This Light Between Us: A Novel of World War II - Page 54

“Hello,” he says to the people at the fence. They stare back mournfully. “American. I am American.” He jabs a finger at his chest over and over.

They don’t answer, these skeletons, these misplaced scarecrows. Gaunt eyes, sallow cheeks, heads shaven, barely able to hold themselves up. Many wearing striped pajamas.

What Charlie was wearing in his visions.

Footsteps next to him. “My God,” Clay whispers. He doesn’t speak another word, can’t. This man who never stops talking, speechless.

The people behind the fence stare back. Some shuffle away. They all have a patch on their striped outfits. Triangular in shape, on their chests, with different colors: yellow, brown, red.

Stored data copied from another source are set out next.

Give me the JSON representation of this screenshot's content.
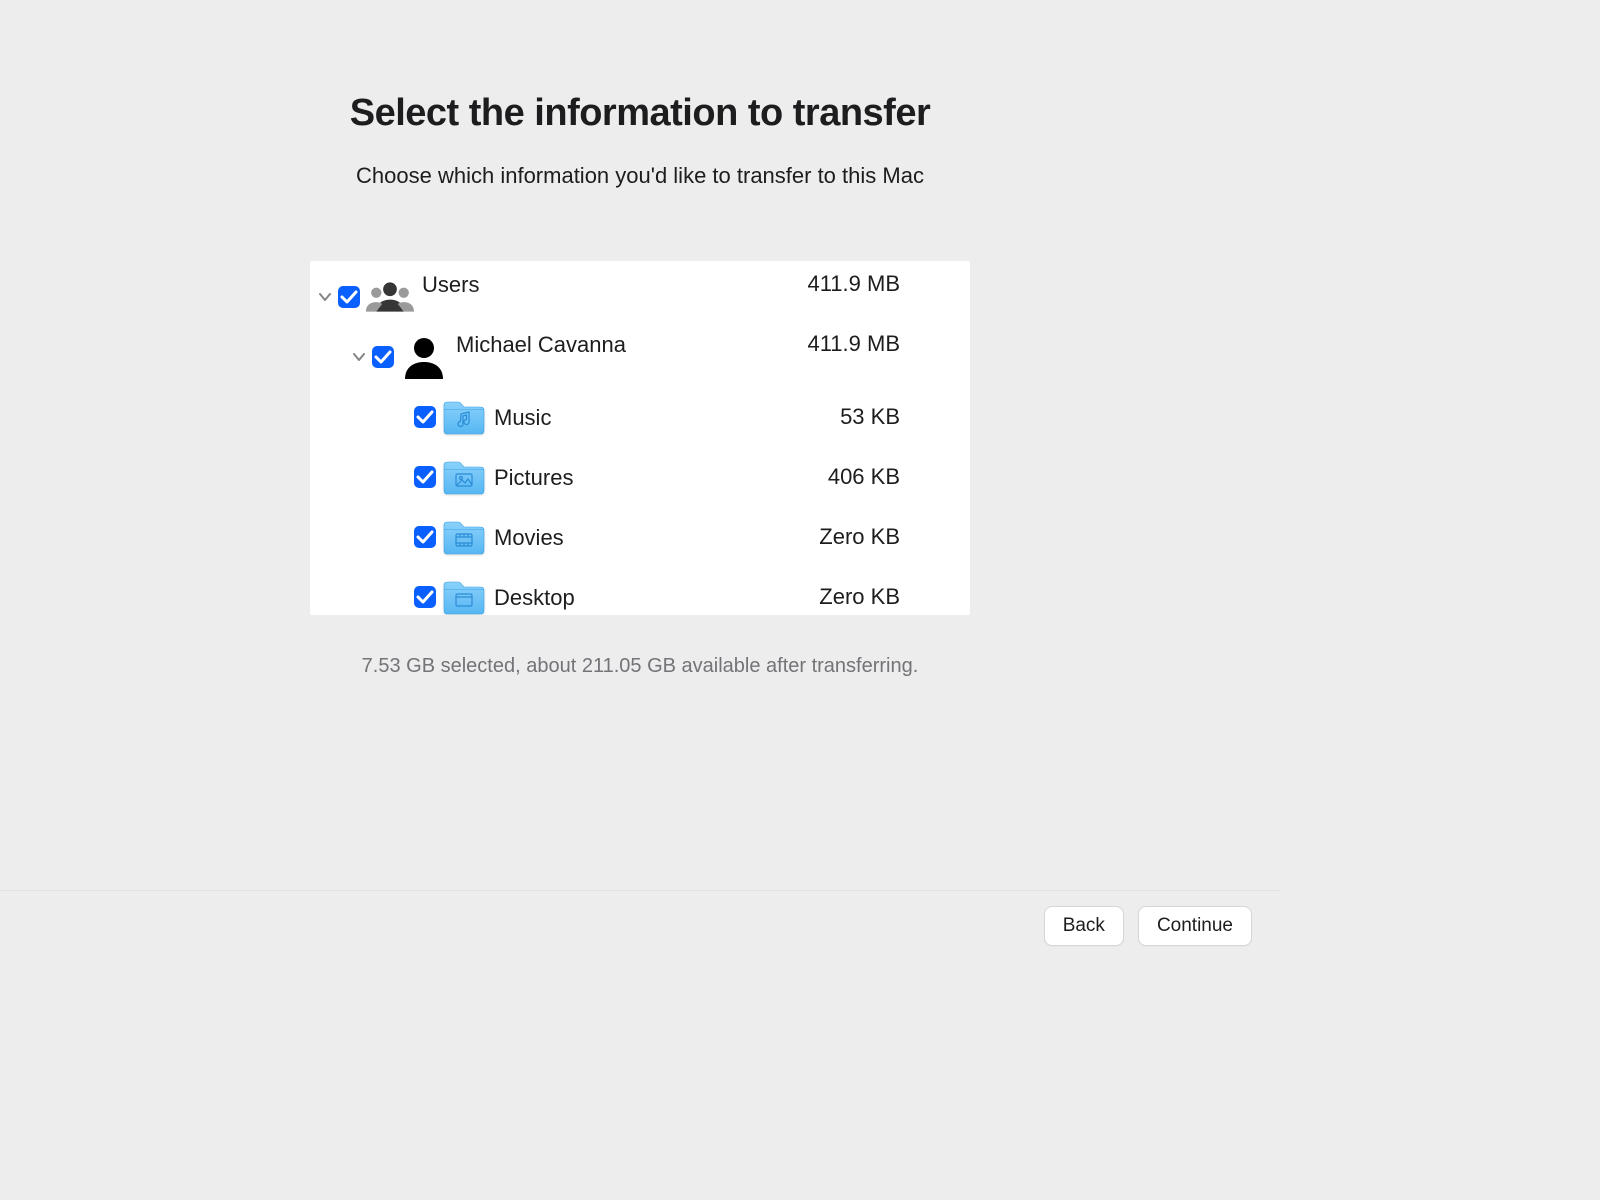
{
  "header": {
    "title": "Select the information to transfer",
    "subtitle": "Choose which information you'd like to transfer to this Mac"
  },
  "tree": {
    "root": {
      "label": "Users",
      "size": "411.9 MB"
    },
    "user": {
      "label": "Michael Cavanna",
      "size": "411.9 MB"
    },
    "folders": [
      {
        "label": "Music",
        "size": "53 KB"
      },
      {
        "label": "Pictures",
        "size": "406 KB"
      },
      {
        "label": "Movies",
        "size": "Zero KB"
      },
      {
        "label": "Desktop",
        "size": "Zero KB"
      }
    ]
  },
  "status": "7.53 GB selected, about 211.05 GB available after transferring.",
  "footer": {
    "back": "Back",
    "continue": "Continue"
  }
}
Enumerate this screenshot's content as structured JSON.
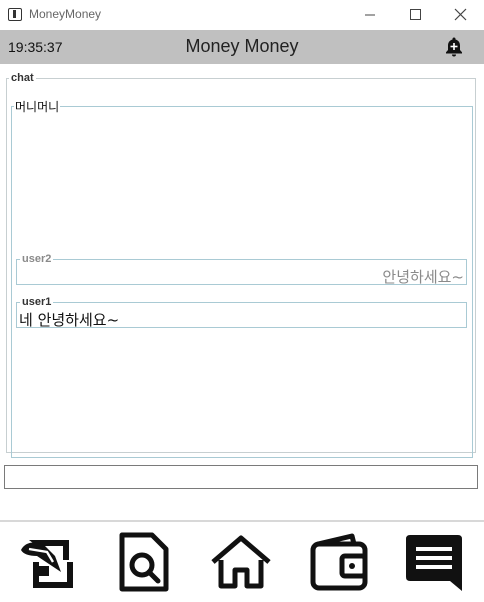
{
  "window": {
    "title": "MoneyMoney",
    "app_icon": "money-app-icon",
    "controls": [
      "minimize-icon",
      "maximize-icon",
      "close-icon"
    ]
  },
  "header": {
    "time": "19:35:37",
    "title": "Money Money",
    "notification_icon": "bell-plus-icon"
  },
  "chat": {
    "group_label": "chat",
    "room_name": "머니머니",
    "messages": [
      {
        "user": "user2",
        "text": "안녕하세요~",
        "align": "right"
      },
      {
        "user": "user1",
        "text": "네 안녕하세요~",
        "align": "left"
      }
    ],
    "input": {
      "value": "",
      "placeholder": ""
    }
  },
  "nav": {
    "items": [
      {
        "icon": "write-icon"
      },
      {
        "icon": "search-document-icon"
      },
      {
        "icon": "home-icon"
      },
      {
        "icon": "wallet-icon"
      },
      {
        "icon": "chat-icon",
        "active": true
      }
    ]
  },
  "colors": {
    "header_bg": "#c0c0c0",
    "border": "#a9cad4",
    "muted_text": "#8a8a8a"
  }
}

Alex walks over to the gate. Tries to open it but it’s padlocked shut.

From the jeep, Stanley shouts, “HQ’s telling us to leave.”

Clay: “What?”

“They said we’re not to engage the camp residents. We’re not to enter the premises. We’re to leave immediately.”

Clay shakes his head. “Why the hell should we leave?”

Stanley stands up in the jeep. “Guys. We should leave. Headquarters will send med teams.”

Alex shakes his head. “We can’t just leave them.” He pulls the strapped carbine from around his back. “Stand aside.”

“Maki!” Stanley says. “We have our orders. They don’t want us opening these gates.”

“Of course they don’t,” Clay says. “Jap boys liberating a camp? Doesn’t play well in the newspapers.”

“Screw HQ,” Alex says, already aiming his carbine at the lock. He shoots it off, the gunshot echoing across the camp. At once, every head inside turns toward the gate.

Alex kicks it open. Steps inside the camp. And it’s as if he’s crossed some invisible barrier. A nauseating stench of death, ripe and raw, fills his nostrils. Even the temperature seems to drop a few degrees.

Alex and Clay, with Chuck right behind, walk deeper into camp. Past people lying on the ground. Not all of them are dead. Not yet. Some breathe even as they lay there, their chests rising slowly, shallow, their lips puckering like beached fish slowly dying.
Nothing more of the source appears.